I have a bunch of stupid questions about OpenType tables. Let's kick off with one about localisation in the
name
table: What character encoding should be used for non-Latin entries? The
specification says:
Note that OS/2 and Windows both require that all name strings be defined in Unicode. Thus all 'name' table strings for platform ID = 3 (Windows) will require two bytes per character. Macintosh fonts require single byte strings.
"Unicode" isn't an encoding, but "requires two bytes per character" suggests to me this is in UTF16 when platformID=3. Could or should that be made more explicit?
But the one about the Macintosh completely confuses me. Let's say I have a Japanese string. The spec suggests I could have a string which is for the Mac platform (platformID=1) and then I choose the appropriate language ID for the platform (languageID=11). Now I have to choose the encoding ID, which on this platform is a "script manager code." Looking in the table, there's a script manager code for Japanese which means I set encodingID=1. Now I need to encode the string itself in a "single byte string" encoding of Japanese, which as far as I'm aware doesn't exist.
What's going on here? Why do the Macintosh script manager codes even exist? Perennial question: does anything actually use them in practice, or should all non-Latin stuff be restricted to platformID=3 entries?
Comments
Illustrator:
Photoshop:
(Win 8.1)
MacOS provides a function to convert a string (NSString or CFString) to different encodings:
CFStringCreateExternalRepresentation
external_string_encodings
In which case "Macintosh fonts require single byte strings" is completely wrong.

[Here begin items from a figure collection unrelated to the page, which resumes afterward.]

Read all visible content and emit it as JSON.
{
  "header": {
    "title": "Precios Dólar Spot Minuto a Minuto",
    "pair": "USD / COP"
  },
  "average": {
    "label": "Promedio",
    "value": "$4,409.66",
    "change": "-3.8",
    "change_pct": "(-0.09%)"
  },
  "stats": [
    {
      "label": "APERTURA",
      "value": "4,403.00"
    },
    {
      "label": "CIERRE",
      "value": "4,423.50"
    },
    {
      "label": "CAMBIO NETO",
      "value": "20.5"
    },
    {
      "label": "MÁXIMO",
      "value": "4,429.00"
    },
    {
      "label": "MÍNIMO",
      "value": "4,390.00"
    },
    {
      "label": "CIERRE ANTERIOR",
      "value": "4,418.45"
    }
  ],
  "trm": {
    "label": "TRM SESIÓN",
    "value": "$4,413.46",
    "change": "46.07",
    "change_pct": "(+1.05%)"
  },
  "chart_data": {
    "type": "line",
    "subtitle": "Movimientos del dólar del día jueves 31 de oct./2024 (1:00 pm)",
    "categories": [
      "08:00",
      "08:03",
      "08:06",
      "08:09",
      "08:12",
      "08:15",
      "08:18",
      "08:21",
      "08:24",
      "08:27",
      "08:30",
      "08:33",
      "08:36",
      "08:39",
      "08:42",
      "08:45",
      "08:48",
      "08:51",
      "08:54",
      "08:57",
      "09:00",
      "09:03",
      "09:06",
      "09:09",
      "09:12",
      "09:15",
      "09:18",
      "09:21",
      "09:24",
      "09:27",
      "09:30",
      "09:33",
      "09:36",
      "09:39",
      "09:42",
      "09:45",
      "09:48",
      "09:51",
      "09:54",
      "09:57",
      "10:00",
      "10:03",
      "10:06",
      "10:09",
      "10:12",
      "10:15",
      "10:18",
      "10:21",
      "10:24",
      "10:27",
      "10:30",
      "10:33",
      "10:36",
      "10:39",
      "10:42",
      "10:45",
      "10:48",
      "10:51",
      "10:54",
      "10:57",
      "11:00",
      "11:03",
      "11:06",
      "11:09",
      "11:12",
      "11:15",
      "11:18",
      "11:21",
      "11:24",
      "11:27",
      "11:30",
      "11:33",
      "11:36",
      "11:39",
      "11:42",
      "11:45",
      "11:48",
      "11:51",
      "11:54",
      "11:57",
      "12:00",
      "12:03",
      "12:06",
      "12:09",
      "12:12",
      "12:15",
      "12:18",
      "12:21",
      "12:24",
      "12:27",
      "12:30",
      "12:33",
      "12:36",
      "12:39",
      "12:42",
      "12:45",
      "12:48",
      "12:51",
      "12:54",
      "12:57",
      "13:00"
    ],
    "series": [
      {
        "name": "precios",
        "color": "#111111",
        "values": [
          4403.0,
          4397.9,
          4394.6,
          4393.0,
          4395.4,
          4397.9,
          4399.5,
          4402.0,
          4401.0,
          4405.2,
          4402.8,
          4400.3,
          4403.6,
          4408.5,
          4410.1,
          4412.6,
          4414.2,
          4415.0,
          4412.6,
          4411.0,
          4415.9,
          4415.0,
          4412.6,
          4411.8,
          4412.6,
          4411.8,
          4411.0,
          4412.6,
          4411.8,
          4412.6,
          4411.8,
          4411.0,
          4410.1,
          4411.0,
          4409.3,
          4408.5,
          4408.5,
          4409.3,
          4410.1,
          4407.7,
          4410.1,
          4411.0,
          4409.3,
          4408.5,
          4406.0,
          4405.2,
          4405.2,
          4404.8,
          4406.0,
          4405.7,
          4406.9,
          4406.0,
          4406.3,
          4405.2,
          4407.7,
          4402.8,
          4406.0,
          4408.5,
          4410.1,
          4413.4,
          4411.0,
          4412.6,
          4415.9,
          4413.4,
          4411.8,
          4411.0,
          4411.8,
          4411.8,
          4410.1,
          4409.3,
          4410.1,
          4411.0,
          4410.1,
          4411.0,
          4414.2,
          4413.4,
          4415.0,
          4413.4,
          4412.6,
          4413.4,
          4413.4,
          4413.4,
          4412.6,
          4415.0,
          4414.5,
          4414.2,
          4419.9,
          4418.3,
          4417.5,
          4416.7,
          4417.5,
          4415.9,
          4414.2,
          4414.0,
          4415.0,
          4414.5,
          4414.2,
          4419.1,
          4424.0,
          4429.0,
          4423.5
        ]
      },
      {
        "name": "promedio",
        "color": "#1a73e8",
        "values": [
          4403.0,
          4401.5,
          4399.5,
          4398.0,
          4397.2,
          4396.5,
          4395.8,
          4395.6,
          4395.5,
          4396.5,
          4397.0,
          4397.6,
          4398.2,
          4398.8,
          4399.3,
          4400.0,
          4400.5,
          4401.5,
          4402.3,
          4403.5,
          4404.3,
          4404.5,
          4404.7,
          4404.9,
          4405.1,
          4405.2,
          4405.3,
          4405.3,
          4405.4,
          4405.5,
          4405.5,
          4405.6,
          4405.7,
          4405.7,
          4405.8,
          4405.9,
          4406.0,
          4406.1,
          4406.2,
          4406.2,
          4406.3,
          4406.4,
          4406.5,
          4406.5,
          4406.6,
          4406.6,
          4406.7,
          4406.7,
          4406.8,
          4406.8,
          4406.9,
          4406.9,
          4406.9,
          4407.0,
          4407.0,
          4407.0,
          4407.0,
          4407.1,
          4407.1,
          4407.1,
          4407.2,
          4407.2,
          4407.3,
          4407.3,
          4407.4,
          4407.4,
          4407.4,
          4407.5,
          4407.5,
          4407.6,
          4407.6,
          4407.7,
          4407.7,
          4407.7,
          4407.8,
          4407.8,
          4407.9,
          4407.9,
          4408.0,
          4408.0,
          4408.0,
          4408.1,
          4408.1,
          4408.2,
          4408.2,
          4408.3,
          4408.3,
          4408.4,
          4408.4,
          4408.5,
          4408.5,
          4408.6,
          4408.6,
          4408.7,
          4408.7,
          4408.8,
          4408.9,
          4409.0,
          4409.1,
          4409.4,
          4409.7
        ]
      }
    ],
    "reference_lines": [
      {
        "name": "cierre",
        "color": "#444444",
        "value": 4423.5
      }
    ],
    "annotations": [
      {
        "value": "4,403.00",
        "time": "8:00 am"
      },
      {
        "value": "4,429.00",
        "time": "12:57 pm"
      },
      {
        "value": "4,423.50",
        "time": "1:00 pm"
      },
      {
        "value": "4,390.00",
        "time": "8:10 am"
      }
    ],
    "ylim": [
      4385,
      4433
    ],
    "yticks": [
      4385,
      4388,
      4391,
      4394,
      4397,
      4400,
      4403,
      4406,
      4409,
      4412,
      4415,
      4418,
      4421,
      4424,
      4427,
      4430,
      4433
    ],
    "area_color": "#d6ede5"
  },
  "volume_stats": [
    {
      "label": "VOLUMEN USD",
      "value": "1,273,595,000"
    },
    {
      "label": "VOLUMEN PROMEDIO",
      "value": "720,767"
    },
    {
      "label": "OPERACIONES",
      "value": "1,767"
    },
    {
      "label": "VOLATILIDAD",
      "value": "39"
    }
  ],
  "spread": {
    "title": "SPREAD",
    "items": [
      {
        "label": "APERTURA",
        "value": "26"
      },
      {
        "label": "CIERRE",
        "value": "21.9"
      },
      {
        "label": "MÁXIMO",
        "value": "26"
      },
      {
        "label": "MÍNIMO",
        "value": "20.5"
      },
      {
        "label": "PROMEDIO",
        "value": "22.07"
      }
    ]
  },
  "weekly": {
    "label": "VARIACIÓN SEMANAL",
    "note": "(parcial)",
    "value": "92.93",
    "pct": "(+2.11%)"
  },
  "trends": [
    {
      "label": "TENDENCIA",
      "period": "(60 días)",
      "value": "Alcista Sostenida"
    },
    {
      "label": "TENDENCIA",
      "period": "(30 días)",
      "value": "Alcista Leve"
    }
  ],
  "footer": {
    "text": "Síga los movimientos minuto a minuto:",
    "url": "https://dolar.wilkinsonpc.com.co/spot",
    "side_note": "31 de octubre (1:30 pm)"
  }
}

These are legacy Macintosh encodings, before OS X. The ones listed in OT specs can be found there, at least 0 to 11 and 21 to 29. Unless you’re making a font for System 7, Mac OS 8 or Mac OS 9, don’t use these.
That said you may need a couple of names platformID=1, encodingID=0 for some Mac applications to be happy like mentioned before but the other encodingID are useless.
Remember that this part of the specs was written when Unicode was still a new thing.